埼玉県八潮市の道路交差点の陥没事故が頭から離れない。すぐそばで新たな陥没が発生し、二つがつながって大きな穴になった。事故は発生3日目の1月30日現在、まだ「進行中」だ。
報道によると、地中に埋設されている下水道管が破損したために、上部の土砂が流れ込んで空洞ができた。それが拡大して道路が陥没し、走行中のトラックが転落した。
トラックの荷台部分は間もなく吊り上げられたが、運転席は崩れた土砂と水につかったままだという。
運転席にもワイヤをかけて吊り上げようとしたが、そのワイヤが切れた。土砂と水でかなりの重さになっているのだろう。今はただ運転手が無事に助け出されることを祈るしかない。
この種の陥没事故は日本のどこでも起こり得る。わが家の前の道路にも下水道管が埋設されている。

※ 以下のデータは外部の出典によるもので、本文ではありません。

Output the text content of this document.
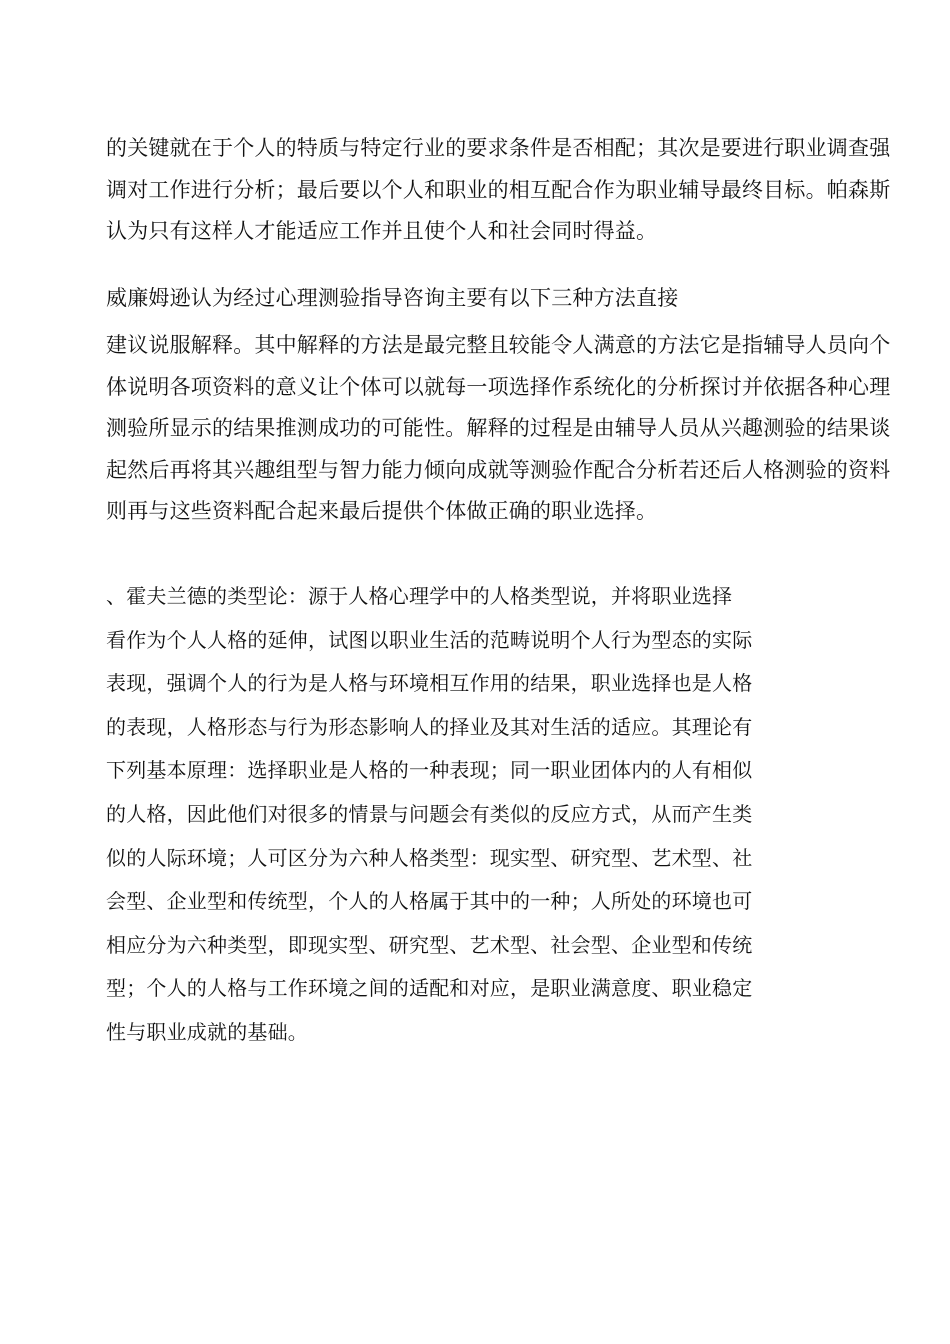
的关键就在于个人的特质与特定行业的要求条件是否相配；其次是要进行职业调查强
调对工作进行分析；最后要以个人和职业的相互配合作为职业辅导最终目标。帕森斯
认为只有这样人才能适应工作并且使个人和社会同时得益。

威廉姆逊认为经过心理测验指导咨询主要有以下三种方法直接

建议说服解释。其中解释的方法是最完整且较能令人满意的方法它是指辅导人员向个
体说明各项资料的意义让个体可以就每一项选择作系统化的分析探讨并依据各种心理
测验所显示的结果推测成功的可能性。解释的过程是由辅导人员从兴趣测验的结果谈
起然后再将其兴趣组型与智力能力倾向成就等测验作配合分析若还后人格测验的资料
则再与这些资料配合起来最后提供个体做正确的职业选择。

、霍夫兰德的类型论：源于人格心理学中的人格类型说，并将职业选择
看作为个人人格的延伸，试图以职业生活的范畴说明个人行为型态的实际
表现，强调个人的行为是人格与环境相互作用的结果，职业选择也是人格
的表现，人格形态与行为形态影响人的择业及其对生活的适应。其理论有
下列基本原理：选择职业是人格的一种表现；同一职业团体内的人有相似
的人格，因此他们对很多的情景与问题会有类似的反应方式，从而产生类
似的人际环境；人可区分为六种人格类型：现实型、研究型、艺术型、社
会型、企业型和传统型，个人的人格属于其中的一种；人所处的环境也可
相应分为六种类型，即现实型、研究型、艺术型、社会型、企业型和传统
型；个人的人格与工作环境之间的适配和对应，是职业满意度、职业稳定
性与职业成就的基础。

このいわきで、わが家の前の道路で、八潮のような陥没事故が起きたら……。想像しただけでもゾッとする。
わが家の前の道路に下水道管が埋設されていることを知ったのは、東日本大震災の直前、歩道の側溝と下水道管を直結する工事が行われたときだ。
ちょっとした雨が降ると、歩道がすぐ冠水する。それを抑えるために、側溝と下水道管をつなぐ工事が行われた=写真。

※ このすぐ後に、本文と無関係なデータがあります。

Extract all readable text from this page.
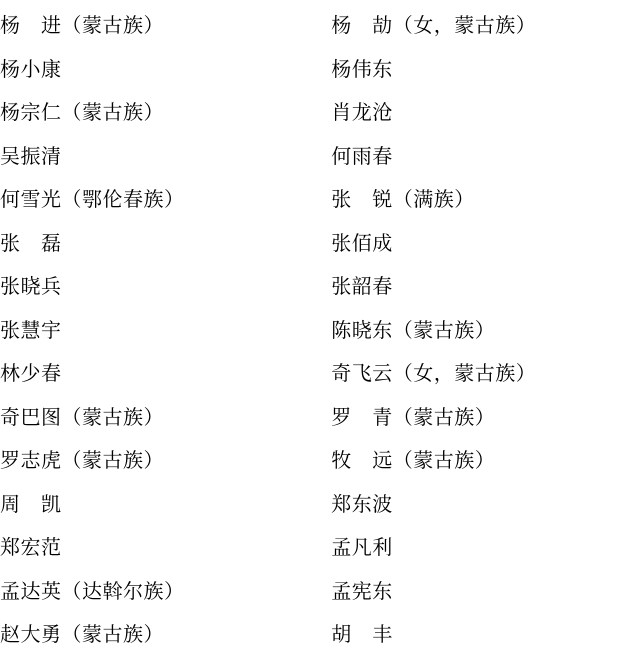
杨　进（蒙古族）	杨　劼（女，蒙古族）
杨小康	杨伟东
杨宗仁（蒙古族）	肖龙沧
吴振清	何雨春
何雪光（鄂伦春族）	张　锐（满族）
张　磊	张佰成
张晓兵	张韶春
张慧宇	陈晓东（蒙古族）
林少春	奇飞云（女，蒙古族）
奇巴图（蒙古族）	罗　青（蒙古族）
罗志虎（蒙古族）	牧　远（蒙古族）
周　凯	郑东波
郑宏范	孟凡利
孟达英（达斡尔族）	孟宪东
赵大勇（蒙古族）	胡　丰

その後、地形分類図をながめて、あらためてわが住む地域が水に弱い理由を知った。わが家は前の道路も含めて夏井川の旧河道の一部だ。
夏井川の流路が定まらない時代には、川岸はアシの茂る湿地帯だったにちがいない。それがやがて水田になり、宅地化され、残っていた田んぼも東日本大震災後、姿を消した。
報道によると、八潮の陥没現場も昔は河川に近い湿地帯だった。地盤工学が専門の学者は、現場周辺は地下水位が高く、砂よりは細かいシルト層の軟弱地盤だという。

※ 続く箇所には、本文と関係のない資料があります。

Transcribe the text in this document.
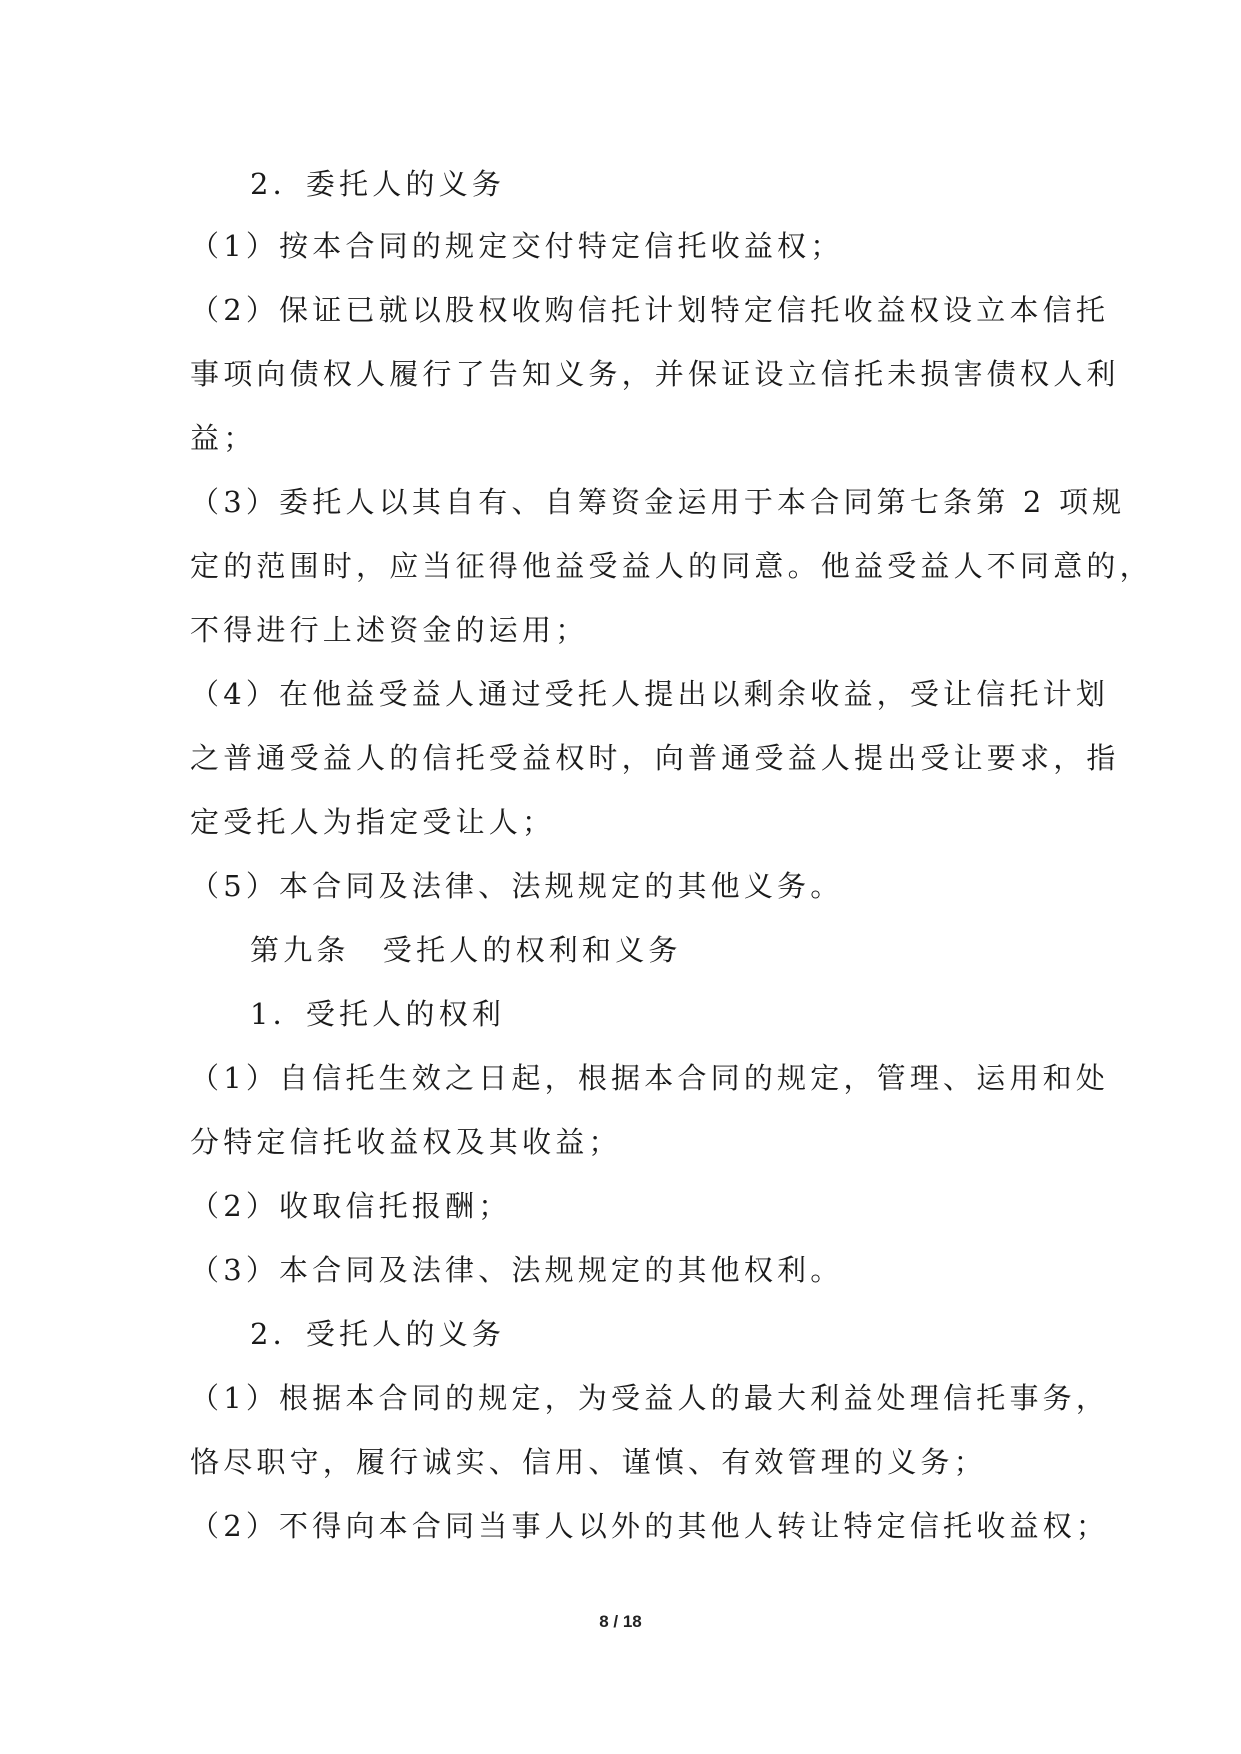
2．委托人的义务
（1）按本合同的规定交付特定信托收益权；
（2）保证已就以股权收购信托计划特定信托收益权设立本信托
事项向债权人履行了告知义务，并保证设立信托未损害债权人利
益；
（3）委托人以其自有、自筹资金运用于本合同第七条第 2 项规
定的范围时，应当征得他益受益人的同意。他益受益人不同意的，
不得进行上述资金的运用；
（4）在他益受益人通过受托人提出以剩余收益，受让信托计划
之普通受益人的信托受益权时，向普通受益人提出受让要求，指
定受托人为指定受让人；
（5）本合同及法律、法规规定的其他义务。
第九条　受托人的权利和义务
1．受托人的权利
（1）自信托生效之日起，根据本合同的规定，管理、运用和处
分特定信托收益权及其收益；
（2）收取信托报酬；
（3）本合同及法律、法规规定的其他权利。
2．受托人的义务
（1）根据本合同的规定，为受益人的最大利益处理信托事务，
恪尽职守，履行诚实、信用、谨慎、有效管理的义务；
（2）不得向本合同当事人以外的其他人转让特定信托收益权；
8 / 18
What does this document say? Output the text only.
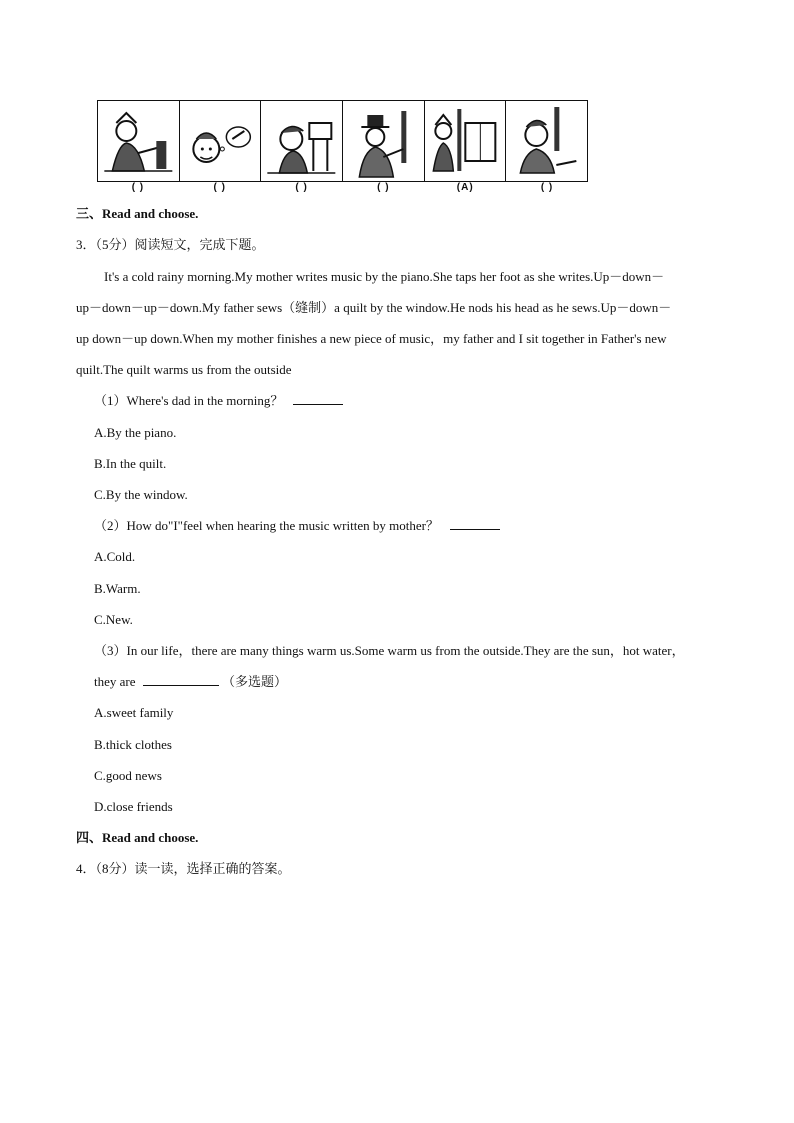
( )	( )	( )	( )	(A)	( )
三、Read and choose.
3．（5分）阅读短文，完成下题。
It's a cold rainy morning.My mother writes music by the piano.She taps her foot as she writes.Up－down－
up－down－up－down.My father sews（缝制）a quilt by the window.He nods his head as he sews.Up－down－
up down－up down.When my mother finishes a new piece of music，my father and I sit together in Father's new
quilt.The quilt warms us from the outside
（1）Where's dad in the morning？
A.By the piano.
B.In the quilt.
C.By the window.
（2）How do"I"feel when hearing the music written by mother？
A.Cold.
B.Warm.
C.New.
（3）In our life，there are many things warm us.Some warm us from the outside.They are the sun，hot water，
they are	（多选题）
A.sweet family
B.thick clothes
C.good news
D.close friends
四、Read and choose.
4．（8分）读一读，选择正确的答案。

下水道管に穴があくメカニズムに触れる報道もあった。それによると、生ごみなどの有機物から硫化水素が発生し、それが空気に触れて硫酸となる。
硫酸が下水道管を溶かし、あいた穴から土砂が流れ込むことで地中に空洞ができた可能性が大きいというのだ。
わが家の場合、直結工事が終わって道路に土が戻され、道路にアスファルトが盛られた。やがてそこにへこみができた。乗用車はともかく、トラックが通るとズン、グラッとなる。東日本大震災では家の基礎にひびが入った。それも影響していたのだろう。
市に連絡すると、道路パトロールカーが来て、“へこみ”にアスファルトを盛り付けた。それで家の揺れは収まった。
ちょっとした段差やずれが、やがては大きな事故を誘発する。八潮の場合も最初は小さな、小さな穴だった。それが、あれほどの大きな事故につながった。建設より維持管理、メンテナンスの時代に入ったということなのだろう。